Lucy Newman Helps Senior Citizen Keep Her Home of 30 Years
FRIDAY, APRIL 24, 2009

Lucy Newman, a staff attorney in the Bronx Neighborhood Office of the Civil Practice, prevented the eviction of a 73-year-old woman from her home of 30 years in the Fordham Heights section of The Bronx. Civil Court Judge Jaya K. Madhavan supported Lucy Newman's laches defense and dismissed the eviction proceedings, ruling that the landlord's delay in initiating the eviction proceedings constituted sufficient prejudice. "To permit petitioner to apply respondent's payments to her past arrears to support its possessory claim would cause respondent - who is elderly and indigent - to lose her home of over 30 years," Judge Madhavan wrote. "The court cannot countenance such a patently unjust result."

 

The New York Law Journal
Landlord's Delay Prompts Court to Dismiss Eviction Proceeding
Mark Fass
04-21-2009

A Bronx judge has dismissed an eviction proceeding, holding that the landlord's 23-month delay in initiating the action constituted sufficient prejudice to support the tenant's laches defense.

Civil Court Judge Jaya K. Madhavan (See Profile) ruled that the landlord's application of the tenant's monthly checks toward her ongoing balance rather than toward her rent, and its concomitant contention that the arrears were therefore current and not "stale," constituted unjust bookkeeping.

"To permit petitioner to apply respondent's payments to her past arrears to support its possessory claim would cause respondent - who is elderly and indigent - to lose her home of over 30 years," Judge Madhavan wrote in A&E Tiebout Realty v. Johnson, 53356/08. "The court cannot countenance such a patently unjust result."

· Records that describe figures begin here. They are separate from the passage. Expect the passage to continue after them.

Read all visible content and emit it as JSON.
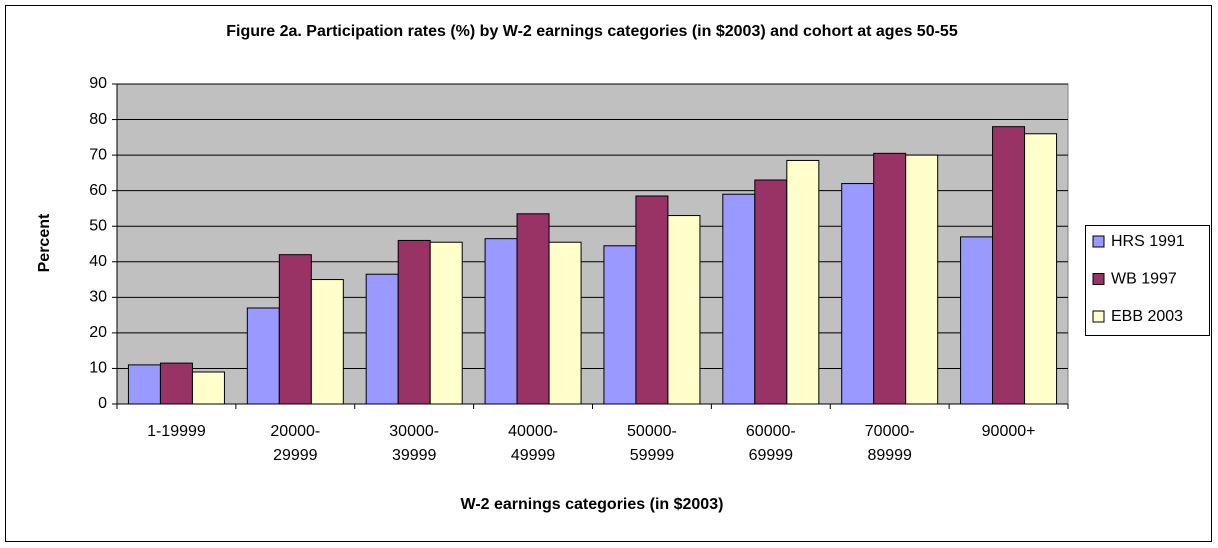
{
  "chart_data": {
    "type": "bar",
    "title": "Figure 2a. Participation rates (%) by W-2 earnings categories (in $2003) and cohort at ages 50-55",
    "x_label": "W-2 earnings categories (in $2003)",
    "y_label": "Percent",
    "categories": [
      "1-19999",
      "20000-29999",
      "30000-39999",
      "40000-49999",
      "50000-59999",
      "60000-69999",
      "70000-89999",
      "90000+"
    ],
    "series": [
      {
        "name": "HRS 1991",
        "color": "#9999ff",
        "values": [
          11,
          27,
          36.5,
          46.5,
          44.5,
          59,
          62,
          47
        ]
      },
      {
        "name": "WB 1997",
        "color": "#993366",
        "values": [
          11.5,
          42,
          46,
          53.5,
          58.5,
          63,
          70.5,
          78
        ]
      },
      {
        "name": "EBB 2003",
        "color": "#ffffcc",
        "values": [
          9,
          35,
          45.5,
          45.5,
          53,
          68.5,
          70,
          76
        ]
      }
    ],
    "ylim": [
      0,
      90
    ],
    "yticks": [
      0,
      10,
      20,
      30,
      40,
      50,
      60,
      70,
      80,
      90
    ],
    "grid": true,
    "legend": "right"
  }
}
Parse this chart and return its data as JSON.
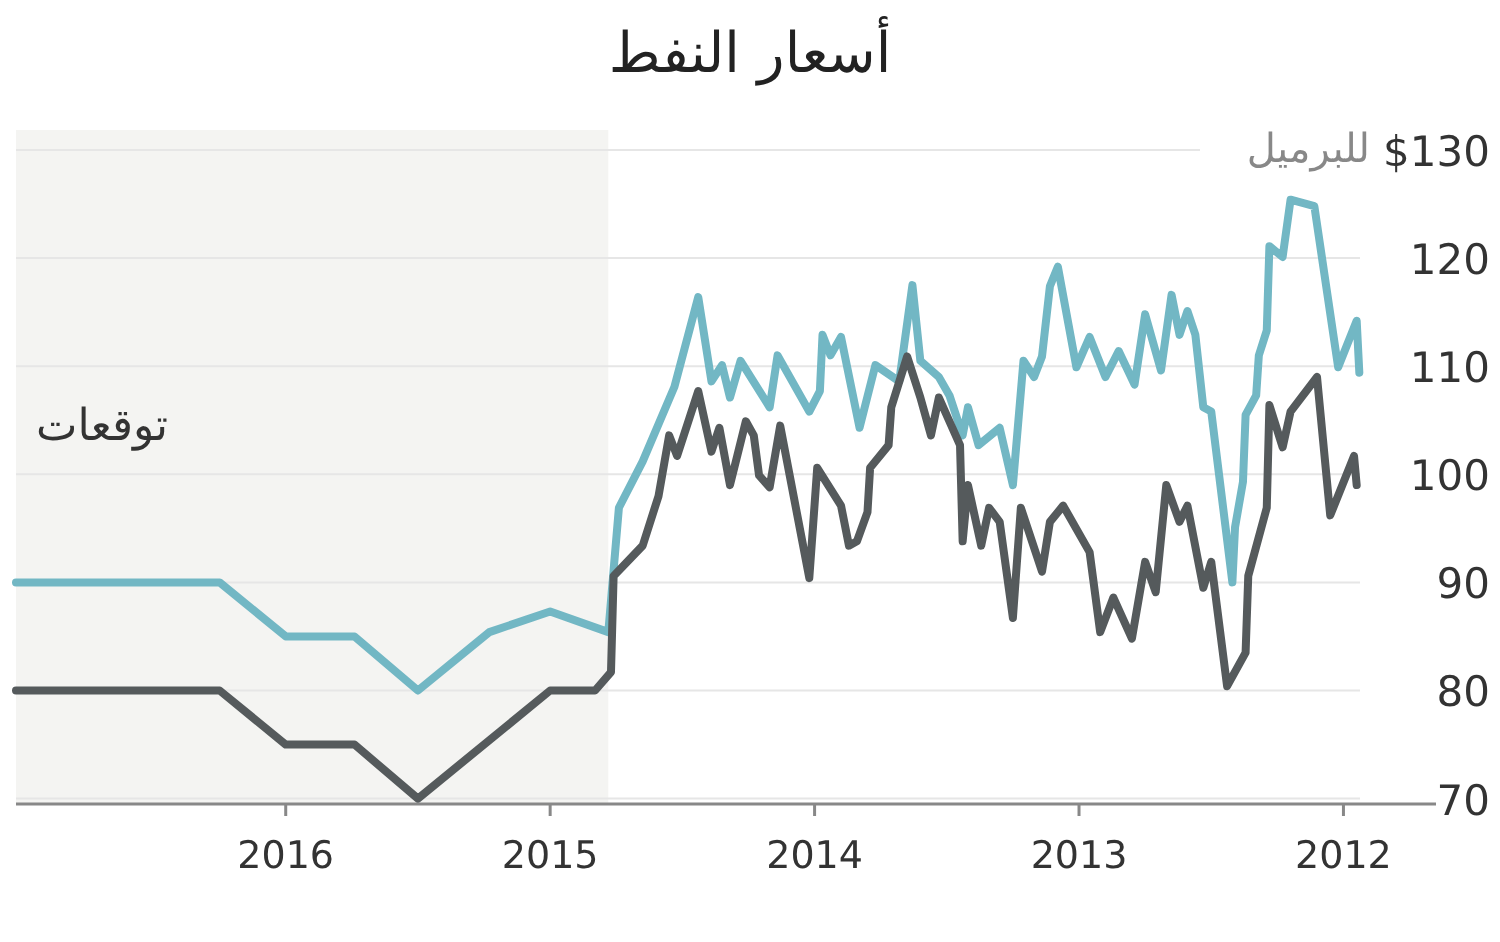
{
  "chart_data": {
    "type": "line",
    "title": "أسعار النفط",
    "ylabel": "للبرميل",
    "xlim": [
      2017.02,
      2011.65
    ],
    "xticks": [
      2016,
      2015,
      2014,
      2013,
      2012
    ],
    "ylim": [
      69.5,
      130
    ],
    "yticks": [
      70,
      80,
      90,
      100,
      110,
      120,
      {
        "value": 130,
        "label": "$130"
      }
    ],
    "grid": "y",
    "line_style": "solid",
    "marker": "none",
    "bands": [
      {
        "axis": "x",
        "from": 2014.78,
        "to": 2017.02,
        "label": "توقعات",
        "color": "#f4f4f2"
      }
    ],
    "series": [
      {
        "color": "#72b7c4",
        "x": [
          2017.02,
          2016.25,
          2016.0,
          2015.74,
          2015.5,
          2015.23,
          2015.0,
          2014.78,
          2014.74,
          2014.65,
          2014.53,
          2014.44,
          2014.39,
          2014.35,
          2014.32,
          2014.28,
          2014.17,
          2014.14,
          2014.02,
          2013.98,
          2013.97,
          2013.94,
          2013.9,
          2013.83,
          2013.77,
          2013.68,
          2013.63,
          2013.6,
          2013.53,
          2013.49,
          2013.44,
          2013.42,
          2013.38,
          2013.3,
          2013.25,
          2013.21,
          2013.17,
          2013.14,
          2013.11,
          2013.08,
          2013.01,
          2012.96,
          2012.9,
          2012.85,
          2012.79,
          2012.75,
          2012.69,
          2012.65,
          2012.62,
          2012.59,
          2012.56,
          2012.53,
          2012.5,
          2012.42,
          2012.41,
          2012.38,
          2012.37,
          2012.33,
          2012.32,
          2012.29,
          2012.28,
          2012.23,
          2012.2,
          2012.11,
          2012.02,
          2011.95,
          2011.94
        ],
        "values": [
          90,
          90,
          85,
          85,
          80,
          85.4,
          87.3,
          85.4,
          96.9,
          101.2,
          108.1,
          116.4,
          108.6,
          110.1,
          107.1,
          110.5,
          106.2,
          111.0,
          105.8,
          107.7,
          112.9,
          111.0,
          112.7,
          104.3,
          110.1,
          108.6,
          117.5,
          110.5,
          109.0,
          107.3,
          103.6,
          106.2,
          102.7,
          104.3,
          99.0,
          110.5,
          109.0,
          110.9,
          117.4,
          119.2,
          109.9,
          112.7,
          109.0,
          111.4,
          108.3,
          114.8,
          109.6,
          116.6,
          112.9,
          115.1,
          112.9,
          106.2,
          105.8,
          90.0,
          95.1,
          99.3,
          105.5,
          107.3,
          111.0,
          113.3,
          121.1,
          120.1,
          125.4,
          124.8,
          109.9,
          114.2,
          109.4
        ]
      },
      {
        "color": "#555a5c",
        "x": [
          2017.02,
          2016.25,
          2016.0,
          2015.74,
          2015.5,
          2015.0,
          2014.83,
          2014.77,
          2014.76,
          2014.65,
          2014.59,
          2014.55,
          2014.52,
          2014.44,
          2014.39,
          2014.36,
          2014.32,
          2014.26,
          2014.23,
          2014.21,
          2014.17,
          2014.13,
          2014.02,
          2013.99,
          2013.9,
          2013.87,
          2013.84,
          2013.8,
          2013.79,
          2013.72,
          2013.71,
          2013.65,
          2013.6,
          2013.56,
          2013.53,
          2013.45,
          2013.44,
          2013.42,
          2013.37,
          2013.34,
          2013.3,
          2013.25,
          2013.22,
          2013.14,
          2013.11,
          2013.06,
          2012.96,
          2012.92,
          2012.87,
          2012.8,
          2012.75,
          2012.71,
          2012.67,
          2012.62,
          2012.59,
          2012.53,
          2012.5,
          2012.44,
          2012.37,
          2012.36,
          2012.29,
          2012.28,
          2012.23,
          2012.2,
          2012.1,
          2012.05,
          2011.96,
          2011.95
        ],
        "values": [
          80,
          80,
          75,
          75,
          70,
          80,
          80,
          81.7,
          90.6,
          93.4,
          98.0,
          103.6,
          101.7,
          107.7,
          102.1,
          104.3,
          99.0,
          104.9,
          103.6,
          99.9,
          98.8,
          104.5,
          90.4,
          100.6,
          97.1,
          93.4,
          93.8,
          96.5,
          100.6,
          102.7,
          106.2,
          110.9,
          107.1,
          103.6,
          107.1,
          102.7,
          93.8,
          99.0,
          93.4,
          96.9,
          95.6,
          86.7,
          96.9,
          91.0,
          95.6,
          97.1,
          92.8,
          85.4,
          88.6,
          84.8,
          91.9,
          89.1,
          99.0,
          95.6,
          97.1,
          89.5,
          91.9,
          80.4,
          83.5,
          90.6,
          96.9,
          106.4,
          102.5,
          105.8,
          109.0,
          96.2,
          101.7,
          99.0
        ]
      }
    ]
  }
}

The Bronx Civil Court decision will be published Friday.

Landlord A&E Tiebout Realty initiated the present proceeding against tenant Lois Johnson in September 2008, seeking alleged arrears of $1,538 for Ms. Johnson's Tiebout Avenue apartment. A&E sought rent for the two previous months, along with unpaid washing machine and air conditioner fees.

The company also sought Ms. Johnson's eviction, based on the arrears.

Ms. Johnson, a 73-year-old Section 8 tenant, has lived in the Fordham Heights apartment since the 1970s. She failed to pay her share of the rent - $179.30 - five times between December 2006 and October 2007.

In her answer, Ms. Johnson moved for summary judgment on the grounds of laches - i.e., that the landlord's delay in initiating the action caused her significant injury and prejudice.

A&E denied any delay, arguing that although Ms. Johnson had submitted the exact amount of her monthly rent each month since October 2007, the company had applied each check to her arrears, not the current rent. Therefore, A&E contended, Ms. Johnson's arrears remained current, instead of "stale."

The general rule, the company noted, is that a debtor may direct how payments are to be applied, but if she fails to do so the creditor may apply the payments as it sees fit.

Judge Madhavan found several reasons that the rule did not apply in the present case.

The form of Ms. Johnson's payments - monthly, at the beginning of the month and for the amount of her rent - implied an intent for the funds to be used for her rent, not her arrears, the judge wrote.

Laches, which requires a "disadvantage resulting from the delay," also precluded the landlord's accounting, the court held.

"Petitioner's unreasonable delay in commencing this proceeding has left respondent unable to pay her alleged arrears for which she may be evicted from her home of over three decades," Judge Madhavan wrote. "Thus, this element of laches has been amply met as well."

Lucy Newman of the Bronx office of the Legal Aid Society represented Ms. Johnson.

"They tried to argue 'first in, first out,' but that would [only] make sense if [Ms. Johnson], say, missed those five months and only made two payments since," Ms. Newman said.

Isidore Whitfield Scipio of Gutman, Mintz, Baker & Sonnenfeldt, who represented A&E, could not be reached for comment.